I Don't Need A Lot To Be Happy

1 0 0
                                    


My dearest Robert,

I hope this letter reaches you well and in good health, wherever you are right now. I still do not dare to imagine what your daily life looks like and what horrors you are facing. But enough about that — I am sure you want to hear about home.

You will not believe what our daughters did yesterday afternoon. The three of them put on a show for me and your Mama! Edith played the piano — her lessons have not been wasted, I can assure you — while Mary sang so beautifully for us. And darling Sybil danced to their music. What a sight to behold.

It baffles me time and time again how Mary and Edith can be so nasty towards each other and fight all day long, and then put on such a nice show together immediately afterwards. Even Carson clapped excitedly for the girls and their efforts — Mary had insisted he stay and watch the show, as you can imagine.

Apart from that, nothing much has happened since the last time I wrote to you. Life has been slow, and the weather is still cold and windy, not at all pleasant enough to go on strolls alone. Oh, how I miss our daily walks, my dear!

I hope you get to come home soon, at least on leave from the front. I need to see you, my darling one.

But until my tired soul sets eyes on you again, I remain your longing, loving wife

Cora

Robert had had a bright smile on his face when an officer handed him the envelope with his wife's neat writing on it, even more so when he found not one, but two letters in the envelope. Reading his wife's letter first, that smile stayed there and almost extended all the way to his ears. He must have looked like a fool, but he frankly could not care less. He was a man deeply in love with his wife, and who could blame him for that?

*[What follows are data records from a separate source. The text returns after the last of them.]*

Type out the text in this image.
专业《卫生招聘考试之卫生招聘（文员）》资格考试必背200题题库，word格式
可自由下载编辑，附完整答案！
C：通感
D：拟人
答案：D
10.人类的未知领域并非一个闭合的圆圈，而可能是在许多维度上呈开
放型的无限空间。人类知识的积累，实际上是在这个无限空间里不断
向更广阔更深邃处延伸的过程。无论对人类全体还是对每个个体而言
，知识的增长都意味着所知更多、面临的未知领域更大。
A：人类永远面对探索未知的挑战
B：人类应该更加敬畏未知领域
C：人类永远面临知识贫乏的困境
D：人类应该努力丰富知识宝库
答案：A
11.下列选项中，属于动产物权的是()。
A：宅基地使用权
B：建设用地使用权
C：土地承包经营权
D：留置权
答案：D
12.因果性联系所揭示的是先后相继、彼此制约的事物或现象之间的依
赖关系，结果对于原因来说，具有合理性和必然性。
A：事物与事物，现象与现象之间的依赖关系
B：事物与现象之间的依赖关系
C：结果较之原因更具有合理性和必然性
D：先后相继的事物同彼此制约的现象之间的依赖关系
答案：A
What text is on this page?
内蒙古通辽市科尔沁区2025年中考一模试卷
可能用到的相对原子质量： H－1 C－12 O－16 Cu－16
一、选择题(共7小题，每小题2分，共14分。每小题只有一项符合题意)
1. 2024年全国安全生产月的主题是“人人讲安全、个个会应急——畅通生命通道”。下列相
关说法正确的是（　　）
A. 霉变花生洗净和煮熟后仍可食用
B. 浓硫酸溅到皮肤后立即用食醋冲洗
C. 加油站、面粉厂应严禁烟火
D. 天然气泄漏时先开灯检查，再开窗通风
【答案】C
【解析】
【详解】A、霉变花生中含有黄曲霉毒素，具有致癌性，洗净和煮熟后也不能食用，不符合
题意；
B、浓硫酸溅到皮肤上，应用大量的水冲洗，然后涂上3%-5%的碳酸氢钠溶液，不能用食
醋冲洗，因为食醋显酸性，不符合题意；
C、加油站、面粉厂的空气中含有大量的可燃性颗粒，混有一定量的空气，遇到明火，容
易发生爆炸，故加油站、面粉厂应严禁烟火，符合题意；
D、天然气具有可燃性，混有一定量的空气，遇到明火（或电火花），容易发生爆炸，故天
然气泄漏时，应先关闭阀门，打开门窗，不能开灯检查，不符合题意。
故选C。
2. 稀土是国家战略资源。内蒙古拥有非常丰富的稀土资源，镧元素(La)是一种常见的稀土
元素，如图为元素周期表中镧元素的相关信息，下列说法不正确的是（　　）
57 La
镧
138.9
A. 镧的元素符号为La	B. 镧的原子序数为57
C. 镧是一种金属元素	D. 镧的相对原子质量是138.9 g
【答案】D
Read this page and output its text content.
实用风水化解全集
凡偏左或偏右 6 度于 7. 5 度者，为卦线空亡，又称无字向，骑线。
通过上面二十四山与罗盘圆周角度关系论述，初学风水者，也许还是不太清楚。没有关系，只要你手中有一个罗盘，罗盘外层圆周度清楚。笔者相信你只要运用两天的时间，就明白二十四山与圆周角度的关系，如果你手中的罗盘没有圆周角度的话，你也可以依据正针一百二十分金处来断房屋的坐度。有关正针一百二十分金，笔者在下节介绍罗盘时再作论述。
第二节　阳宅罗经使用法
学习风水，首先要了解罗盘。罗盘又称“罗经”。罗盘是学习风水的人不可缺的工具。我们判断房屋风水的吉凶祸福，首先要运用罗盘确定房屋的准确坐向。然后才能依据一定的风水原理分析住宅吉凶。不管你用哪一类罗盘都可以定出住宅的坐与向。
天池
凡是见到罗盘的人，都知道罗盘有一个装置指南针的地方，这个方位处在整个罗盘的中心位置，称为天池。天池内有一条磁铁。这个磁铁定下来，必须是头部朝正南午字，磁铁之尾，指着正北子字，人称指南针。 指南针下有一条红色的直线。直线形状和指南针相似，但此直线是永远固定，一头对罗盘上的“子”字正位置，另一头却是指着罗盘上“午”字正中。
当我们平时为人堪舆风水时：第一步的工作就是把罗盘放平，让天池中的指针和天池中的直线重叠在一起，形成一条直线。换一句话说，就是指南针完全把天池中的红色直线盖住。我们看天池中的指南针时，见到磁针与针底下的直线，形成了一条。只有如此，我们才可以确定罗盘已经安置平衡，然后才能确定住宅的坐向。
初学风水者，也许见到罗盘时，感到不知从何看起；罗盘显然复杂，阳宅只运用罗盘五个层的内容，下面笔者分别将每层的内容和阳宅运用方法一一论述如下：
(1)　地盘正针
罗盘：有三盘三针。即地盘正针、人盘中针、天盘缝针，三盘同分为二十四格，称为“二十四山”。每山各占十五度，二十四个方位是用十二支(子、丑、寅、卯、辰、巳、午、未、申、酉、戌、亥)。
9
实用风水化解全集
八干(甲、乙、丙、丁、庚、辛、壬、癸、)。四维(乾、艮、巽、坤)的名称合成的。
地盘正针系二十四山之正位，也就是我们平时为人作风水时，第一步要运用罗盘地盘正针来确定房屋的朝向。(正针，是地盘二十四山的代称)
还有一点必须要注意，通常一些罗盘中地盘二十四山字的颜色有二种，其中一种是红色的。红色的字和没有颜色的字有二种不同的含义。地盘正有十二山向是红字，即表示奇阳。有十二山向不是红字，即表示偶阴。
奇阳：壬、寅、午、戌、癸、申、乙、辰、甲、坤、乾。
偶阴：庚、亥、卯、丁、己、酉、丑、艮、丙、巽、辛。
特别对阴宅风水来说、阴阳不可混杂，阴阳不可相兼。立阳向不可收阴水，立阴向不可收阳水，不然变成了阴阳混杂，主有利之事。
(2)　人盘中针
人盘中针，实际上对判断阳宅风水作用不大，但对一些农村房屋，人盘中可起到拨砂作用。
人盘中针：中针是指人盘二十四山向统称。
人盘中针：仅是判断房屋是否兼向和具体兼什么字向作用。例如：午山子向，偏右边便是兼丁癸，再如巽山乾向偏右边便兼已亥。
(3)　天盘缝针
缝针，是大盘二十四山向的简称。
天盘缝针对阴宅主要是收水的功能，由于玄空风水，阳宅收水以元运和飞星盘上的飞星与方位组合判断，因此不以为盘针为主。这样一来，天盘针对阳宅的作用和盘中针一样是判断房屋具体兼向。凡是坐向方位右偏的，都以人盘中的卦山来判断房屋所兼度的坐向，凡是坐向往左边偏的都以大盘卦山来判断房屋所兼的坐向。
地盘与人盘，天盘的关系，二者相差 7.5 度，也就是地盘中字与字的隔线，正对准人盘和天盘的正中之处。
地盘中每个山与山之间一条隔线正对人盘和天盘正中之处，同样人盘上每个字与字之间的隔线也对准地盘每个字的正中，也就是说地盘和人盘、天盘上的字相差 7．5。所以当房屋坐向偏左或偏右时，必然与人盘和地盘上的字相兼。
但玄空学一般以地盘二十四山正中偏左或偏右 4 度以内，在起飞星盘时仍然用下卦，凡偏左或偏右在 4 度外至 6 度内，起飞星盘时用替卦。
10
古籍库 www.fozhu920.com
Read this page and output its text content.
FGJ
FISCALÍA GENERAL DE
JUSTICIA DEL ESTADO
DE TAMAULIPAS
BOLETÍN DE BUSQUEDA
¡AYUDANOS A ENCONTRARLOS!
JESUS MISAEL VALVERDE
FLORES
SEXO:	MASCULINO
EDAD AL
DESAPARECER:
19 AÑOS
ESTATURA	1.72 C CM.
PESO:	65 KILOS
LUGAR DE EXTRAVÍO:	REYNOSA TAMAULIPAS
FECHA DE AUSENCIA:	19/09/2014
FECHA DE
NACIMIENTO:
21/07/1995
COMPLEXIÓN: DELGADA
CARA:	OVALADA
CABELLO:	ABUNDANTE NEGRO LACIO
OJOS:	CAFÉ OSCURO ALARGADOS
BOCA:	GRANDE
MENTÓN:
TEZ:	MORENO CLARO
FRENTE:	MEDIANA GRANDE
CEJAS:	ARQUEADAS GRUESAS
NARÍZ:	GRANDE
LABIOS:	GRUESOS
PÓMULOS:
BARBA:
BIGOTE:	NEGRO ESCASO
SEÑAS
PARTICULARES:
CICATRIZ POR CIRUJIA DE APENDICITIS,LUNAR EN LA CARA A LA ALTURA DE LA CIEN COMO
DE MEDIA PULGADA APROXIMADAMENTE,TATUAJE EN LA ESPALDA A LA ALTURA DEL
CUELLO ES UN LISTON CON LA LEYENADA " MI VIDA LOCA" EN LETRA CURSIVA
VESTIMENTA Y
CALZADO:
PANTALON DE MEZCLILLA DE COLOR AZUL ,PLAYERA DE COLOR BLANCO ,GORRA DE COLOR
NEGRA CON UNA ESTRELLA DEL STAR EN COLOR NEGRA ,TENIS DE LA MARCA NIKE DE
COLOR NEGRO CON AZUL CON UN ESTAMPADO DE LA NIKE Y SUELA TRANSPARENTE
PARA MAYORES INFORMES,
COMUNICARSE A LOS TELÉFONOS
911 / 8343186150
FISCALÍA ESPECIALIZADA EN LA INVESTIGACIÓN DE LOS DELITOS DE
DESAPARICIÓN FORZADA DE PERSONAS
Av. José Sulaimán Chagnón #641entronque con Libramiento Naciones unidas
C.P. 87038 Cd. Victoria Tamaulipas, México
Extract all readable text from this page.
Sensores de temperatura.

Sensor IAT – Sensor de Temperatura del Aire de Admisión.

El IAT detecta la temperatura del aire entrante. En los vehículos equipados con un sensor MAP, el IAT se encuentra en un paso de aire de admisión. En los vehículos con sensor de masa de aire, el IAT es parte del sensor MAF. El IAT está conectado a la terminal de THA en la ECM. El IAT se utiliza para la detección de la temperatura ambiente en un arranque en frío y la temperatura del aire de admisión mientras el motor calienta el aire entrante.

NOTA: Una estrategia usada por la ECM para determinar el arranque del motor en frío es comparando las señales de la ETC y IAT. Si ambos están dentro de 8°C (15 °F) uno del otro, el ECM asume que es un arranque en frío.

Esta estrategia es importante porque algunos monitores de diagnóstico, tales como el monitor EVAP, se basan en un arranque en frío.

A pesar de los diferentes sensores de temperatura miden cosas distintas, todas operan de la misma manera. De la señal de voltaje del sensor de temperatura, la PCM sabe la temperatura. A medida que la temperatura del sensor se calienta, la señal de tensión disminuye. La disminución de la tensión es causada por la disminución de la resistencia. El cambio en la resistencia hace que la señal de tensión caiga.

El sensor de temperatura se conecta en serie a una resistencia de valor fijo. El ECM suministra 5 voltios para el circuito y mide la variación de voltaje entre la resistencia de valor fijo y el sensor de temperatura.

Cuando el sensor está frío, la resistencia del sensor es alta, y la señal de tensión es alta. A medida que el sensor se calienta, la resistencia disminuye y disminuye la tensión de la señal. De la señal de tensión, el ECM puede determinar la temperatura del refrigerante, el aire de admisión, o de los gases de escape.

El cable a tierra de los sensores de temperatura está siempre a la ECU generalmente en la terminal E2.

She did not write much about life at home, she never did. She missed him, just like he missed her and their family, and that did not improve with writing about it too often, both of them had found. She had stopped writing those long letters full of stories of what happened at home months ago. At first, he had not noticed, he had been too preoccupied with the raging war. Still, when her letters had turned from spanning several pages to barely scraping the bottom of one single page, he had started to worry and eventually posed that question in one of his letters. Her reasoning had only been all too understandable when she replied and it made him miss his family even more.

He could not wait to get home.

Two and a half years. That's how long he had already been stationed in South Africa. He had seen his family only a handful of times in the many months since he got called up to serve his queen and country at the front. Even when he got leave, it was rarely enough to travel all the way back to England and see them. This war had cost him over two precious years of his life already. More than two valuable years he did not get to spend with Cora and their daughters and he couldn't wait to get home, hopefully for good in the near future.

Home. Downton Abbey.

He could still picture vividly the abbey's striking architecture as it rolled into view when one came home from the station or simply went on a long walk across the estate. He was proud, incredibly so, that he was the one to call this his home.

If only he was already standing at the gates to the estate.

But he was not. Not yet, anyway. Robert was still on a boat. One that was set to land in Southampton in only a matter of hours. Sure, he would still have to board several trains to take him up to London, then on to York, Ripon and then finally to Downton.